A minimal Azure DevOps step:

 1
 2
 3
 4
 5
 6
 7
 8
 9
10
11
12
13
14
15
16
17
18
- task: UseDotNet@2
  inputs:
    packageType: 'sdk'
    version: '10.0.x'

- script: dotnet restore --locked-mode
  displayName: 'Restore with audit'

- script: dotnet build --no-restore -c Release
  displayName: 'Build'

- script: dotnet list package --vulnerable --include-transitive --format json > audit.json
  displayName: 'Export vulnerability report'

- task: PublishBuildArtifacts@1
  inputs:
    pathToPublish: 'audit.json'
    artifactName: 'nuget-audit'

The --locked-mode flag plus a committed packages.lock.json gives you reproducible restores, which matters for FedRAMP and StateRAMP evidence collection. Note that pruning interacts with locked mode; the NuGet team improved the NU1004 diagnostic specifically to handle this case (issue #14075).

For GitHub Actions running on GitHub-hosted runners, the equivalent shape uses actions/setup-dotnet@v4 with dotnet-version: '10.0.x' and the same dotnet commands.

Why this matters for government

State and local agencies typically inherit three pressures simultaneously: a CISA known exploited vulnerabilities (KEV) catalog that updates weekly, an internal application security team that wants SBOM evidence on every release, and a procurement timeline that won’t tolerate emergency package upgrades the week before a go-live.

Default transitive auditing meaningfully changes the math on the first two. Vulnerabilities surface at the developer’s desk during the inner loop, not weeks later in a Defender for Cloud scan or a third-party SAST report. That shortens the mean time to remediate and shrinks the window where a publicly disclosed CVE sits unpatched in production.

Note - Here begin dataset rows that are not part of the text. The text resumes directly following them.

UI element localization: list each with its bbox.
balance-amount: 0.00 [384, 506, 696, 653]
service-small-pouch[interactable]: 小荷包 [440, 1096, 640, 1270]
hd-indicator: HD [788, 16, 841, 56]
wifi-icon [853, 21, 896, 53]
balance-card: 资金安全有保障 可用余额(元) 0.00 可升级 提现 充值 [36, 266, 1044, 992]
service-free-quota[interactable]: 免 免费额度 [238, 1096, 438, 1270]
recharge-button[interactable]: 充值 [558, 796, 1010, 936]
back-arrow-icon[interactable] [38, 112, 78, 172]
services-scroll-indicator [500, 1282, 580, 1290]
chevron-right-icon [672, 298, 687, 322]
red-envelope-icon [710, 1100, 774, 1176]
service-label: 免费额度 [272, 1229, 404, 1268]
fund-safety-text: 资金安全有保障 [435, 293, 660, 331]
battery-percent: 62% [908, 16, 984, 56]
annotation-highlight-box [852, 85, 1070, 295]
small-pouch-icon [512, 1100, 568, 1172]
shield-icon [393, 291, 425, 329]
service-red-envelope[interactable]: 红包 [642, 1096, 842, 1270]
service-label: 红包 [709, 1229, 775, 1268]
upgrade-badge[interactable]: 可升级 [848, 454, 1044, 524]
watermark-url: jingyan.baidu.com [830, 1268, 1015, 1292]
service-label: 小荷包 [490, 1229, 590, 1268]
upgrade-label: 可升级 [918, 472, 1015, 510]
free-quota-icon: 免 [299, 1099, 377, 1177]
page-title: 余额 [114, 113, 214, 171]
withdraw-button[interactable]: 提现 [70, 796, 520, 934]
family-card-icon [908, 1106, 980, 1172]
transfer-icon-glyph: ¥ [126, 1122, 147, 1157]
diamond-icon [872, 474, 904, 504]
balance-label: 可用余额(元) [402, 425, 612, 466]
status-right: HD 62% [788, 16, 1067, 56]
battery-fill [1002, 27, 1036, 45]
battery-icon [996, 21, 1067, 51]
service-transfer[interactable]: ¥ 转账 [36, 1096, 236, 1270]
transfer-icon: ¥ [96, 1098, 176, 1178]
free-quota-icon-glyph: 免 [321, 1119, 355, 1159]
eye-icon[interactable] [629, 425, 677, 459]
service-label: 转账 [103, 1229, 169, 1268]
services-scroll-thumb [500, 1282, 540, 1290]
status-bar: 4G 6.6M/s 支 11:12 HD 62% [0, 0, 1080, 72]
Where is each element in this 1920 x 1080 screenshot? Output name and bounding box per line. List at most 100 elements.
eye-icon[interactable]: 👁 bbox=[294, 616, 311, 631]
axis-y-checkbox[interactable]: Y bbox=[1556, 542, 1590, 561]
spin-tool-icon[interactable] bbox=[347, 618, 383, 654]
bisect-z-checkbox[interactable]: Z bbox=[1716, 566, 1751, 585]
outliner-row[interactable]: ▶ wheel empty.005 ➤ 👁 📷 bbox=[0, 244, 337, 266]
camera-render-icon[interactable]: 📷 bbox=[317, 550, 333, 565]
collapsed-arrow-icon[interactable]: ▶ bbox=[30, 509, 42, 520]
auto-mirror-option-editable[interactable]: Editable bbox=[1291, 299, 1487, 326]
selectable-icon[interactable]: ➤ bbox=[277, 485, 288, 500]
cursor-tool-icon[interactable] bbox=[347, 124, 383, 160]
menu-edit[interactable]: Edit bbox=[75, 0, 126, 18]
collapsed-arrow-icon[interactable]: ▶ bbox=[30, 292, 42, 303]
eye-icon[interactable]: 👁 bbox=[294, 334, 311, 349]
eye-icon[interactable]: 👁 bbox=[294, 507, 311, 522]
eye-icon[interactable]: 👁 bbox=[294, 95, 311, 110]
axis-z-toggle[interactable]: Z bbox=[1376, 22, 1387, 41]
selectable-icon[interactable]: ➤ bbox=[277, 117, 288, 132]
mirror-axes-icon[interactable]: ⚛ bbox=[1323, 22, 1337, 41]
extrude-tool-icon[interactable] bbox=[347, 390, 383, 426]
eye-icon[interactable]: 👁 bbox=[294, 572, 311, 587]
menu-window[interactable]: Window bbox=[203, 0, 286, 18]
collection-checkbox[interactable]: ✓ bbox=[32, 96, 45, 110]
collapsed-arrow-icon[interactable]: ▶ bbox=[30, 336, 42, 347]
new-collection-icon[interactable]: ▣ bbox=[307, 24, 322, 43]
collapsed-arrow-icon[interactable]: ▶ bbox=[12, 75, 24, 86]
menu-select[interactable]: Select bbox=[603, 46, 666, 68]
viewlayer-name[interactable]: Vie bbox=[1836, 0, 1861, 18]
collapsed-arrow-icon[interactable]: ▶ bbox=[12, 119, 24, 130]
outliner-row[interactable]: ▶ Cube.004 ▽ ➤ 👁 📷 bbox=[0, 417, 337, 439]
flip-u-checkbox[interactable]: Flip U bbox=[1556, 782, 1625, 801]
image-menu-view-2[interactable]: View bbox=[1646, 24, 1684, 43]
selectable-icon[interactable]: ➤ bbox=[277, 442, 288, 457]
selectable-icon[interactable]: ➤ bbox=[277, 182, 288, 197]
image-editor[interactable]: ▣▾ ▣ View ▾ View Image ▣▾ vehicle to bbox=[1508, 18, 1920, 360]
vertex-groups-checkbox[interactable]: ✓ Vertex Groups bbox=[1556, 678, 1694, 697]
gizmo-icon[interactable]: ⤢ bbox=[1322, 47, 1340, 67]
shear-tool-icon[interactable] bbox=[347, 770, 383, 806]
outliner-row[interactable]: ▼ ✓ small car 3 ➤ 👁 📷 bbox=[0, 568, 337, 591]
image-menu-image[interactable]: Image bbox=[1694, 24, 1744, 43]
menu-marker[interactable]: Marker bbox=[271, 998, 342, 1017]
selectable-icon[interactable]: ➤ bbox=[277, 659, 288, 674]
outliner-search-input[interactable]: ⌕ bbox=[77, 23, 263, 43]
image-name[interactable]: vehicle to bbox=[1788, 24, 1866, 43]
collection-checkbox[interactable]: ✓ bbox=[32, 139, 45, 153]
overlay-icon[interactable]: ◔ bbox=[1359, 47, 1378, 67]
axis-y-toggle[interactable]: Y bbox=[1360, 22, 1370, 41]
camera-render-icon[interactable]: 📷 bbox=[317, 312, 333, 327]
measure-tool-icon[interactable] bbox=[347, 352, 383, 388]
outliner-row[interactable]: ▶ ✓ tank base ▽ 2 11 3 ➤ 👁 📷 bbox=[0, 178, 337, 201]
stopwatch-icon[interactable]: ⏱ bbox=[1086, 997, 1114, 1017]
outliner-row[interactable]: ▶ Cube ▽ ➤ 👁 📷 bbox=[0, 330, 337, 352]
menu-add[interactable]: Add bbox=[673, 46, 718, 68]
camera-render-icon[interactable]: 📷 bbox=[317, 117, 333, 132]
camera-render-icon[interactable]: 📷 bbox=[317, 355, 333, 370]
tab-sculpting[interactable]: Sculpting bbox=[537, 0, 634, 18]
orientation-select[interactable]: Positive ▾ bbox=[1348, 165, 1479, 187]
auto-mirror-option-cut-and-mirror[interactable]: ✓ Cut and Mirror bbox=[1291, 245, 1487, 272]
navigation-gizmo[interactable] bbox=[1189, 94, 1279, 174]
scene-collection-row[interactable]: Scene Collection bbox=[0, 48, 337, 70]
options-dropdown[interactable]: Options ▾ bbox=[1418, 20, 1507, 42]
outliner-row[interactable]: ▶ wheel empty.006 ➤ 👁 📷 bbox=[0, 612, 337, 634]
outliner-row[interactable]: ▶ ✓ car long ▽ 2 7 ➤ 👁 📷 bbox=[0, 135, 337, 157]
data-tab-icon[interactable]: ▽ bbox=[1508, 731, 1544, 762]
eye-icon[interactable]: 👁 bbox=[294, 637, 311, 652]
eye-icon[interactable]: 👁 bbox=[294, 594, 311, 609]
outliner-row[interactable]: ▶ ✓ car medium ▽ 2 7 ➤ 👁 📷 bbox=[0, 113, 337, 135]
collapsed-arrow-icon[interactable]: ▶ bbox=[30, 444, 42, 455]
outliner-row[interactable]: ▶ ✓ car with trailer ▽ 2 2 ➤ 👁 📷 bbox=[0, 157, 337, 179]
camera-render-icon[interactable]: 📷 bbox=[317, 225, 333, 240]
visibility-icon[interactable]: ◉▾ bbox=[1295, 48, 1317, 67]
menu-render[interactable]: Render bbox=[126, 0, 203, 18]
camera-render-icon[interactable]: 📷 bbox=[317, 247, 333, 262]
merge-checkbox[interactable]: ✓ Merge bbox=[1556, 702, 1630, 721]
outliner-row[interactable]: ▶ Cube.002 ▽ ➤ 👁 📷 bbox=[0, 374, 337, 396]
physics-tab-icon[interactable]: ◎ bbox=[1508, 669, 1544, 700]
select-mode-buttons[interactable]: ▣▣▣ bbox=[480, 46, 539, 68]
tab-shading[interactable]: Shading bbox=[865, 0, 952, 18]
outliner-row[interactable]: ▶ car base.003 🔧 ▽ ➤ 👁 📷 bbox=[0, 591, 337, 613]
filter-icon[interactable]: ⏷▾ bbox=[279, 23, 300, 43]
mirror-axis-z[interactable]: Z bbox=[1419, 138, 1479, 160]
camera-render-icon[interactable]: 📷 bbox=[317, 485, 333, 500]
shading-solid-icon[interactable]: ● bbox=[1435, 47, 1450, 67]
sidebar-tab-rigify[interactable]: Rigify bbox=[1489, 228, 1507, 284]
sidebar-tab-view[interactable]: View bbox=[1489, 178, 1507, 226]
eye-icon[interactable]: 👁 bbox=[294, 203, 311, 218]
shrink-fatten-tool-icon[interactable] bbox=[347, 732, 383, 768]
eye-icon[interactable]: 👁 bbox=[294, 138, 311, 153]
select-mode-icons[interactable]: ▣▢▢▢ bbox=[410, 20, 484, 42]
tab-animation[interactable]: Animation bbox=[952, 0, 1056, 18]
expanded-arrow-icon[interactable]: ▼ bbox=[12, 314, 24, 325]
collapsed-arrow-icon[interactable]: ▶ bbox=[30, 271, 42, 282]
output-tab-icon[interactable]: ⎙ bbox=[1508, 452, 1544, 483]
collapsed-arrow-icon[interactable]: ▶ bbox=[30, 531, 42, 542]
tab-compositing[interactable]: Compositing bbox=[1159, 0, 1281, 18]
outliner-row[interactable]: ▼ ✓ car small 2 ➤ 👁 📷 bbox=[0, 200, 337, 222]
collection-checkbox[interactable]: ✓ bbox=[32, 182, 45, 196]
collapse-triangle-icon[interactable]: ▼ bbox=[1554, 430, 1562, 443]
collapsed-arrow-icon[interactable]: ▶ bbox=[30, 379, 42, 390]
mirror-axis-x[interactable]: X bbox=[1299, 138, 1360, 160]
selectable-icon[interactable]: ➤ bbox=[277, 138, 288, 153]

Pruning helps with the third pressure. A smaller, cleaner dependency graph means fewer line items in the SBOM you hand to auditors, fewer false positives from scanners that flag the redundant in-box package copies, and a smaller deployable artifact for environments where bandwidth to gov cloud regions is constrained.

Both Azure commercial and Azure US Government already support .NET 10 across App Service, Azure Functions, Azure Container Apps, and AKS. The NuGet tooling described here lives inside the SDK and runs on the build agent regardless of where the workload eventually deploys, so behavior is identical in commercial and US Government cloud.

Practical adoption checklist

For a typical agency .NET portfolio, a sensible rollout looks like:

Install the .NET 10 SDK on developer machines and build agents. .NET 10 is LTS, supported through November 10, 2028.
Retarget one non-critical service to net10.0 and commit the resulting packages.lock.json diff.
Add the Directory.Build.props snippet above to elevate High and Critical warnings to errors.
Run dotnet list package --vulnerable --include-transitive against the rest of the portfolio to inventory exposure before you migrate the next workload.
For shared internal libraries, audit any PrunePackageReference declarations and ensure your library doesn’t ship a hidden dependency on a package it expected callers to provide.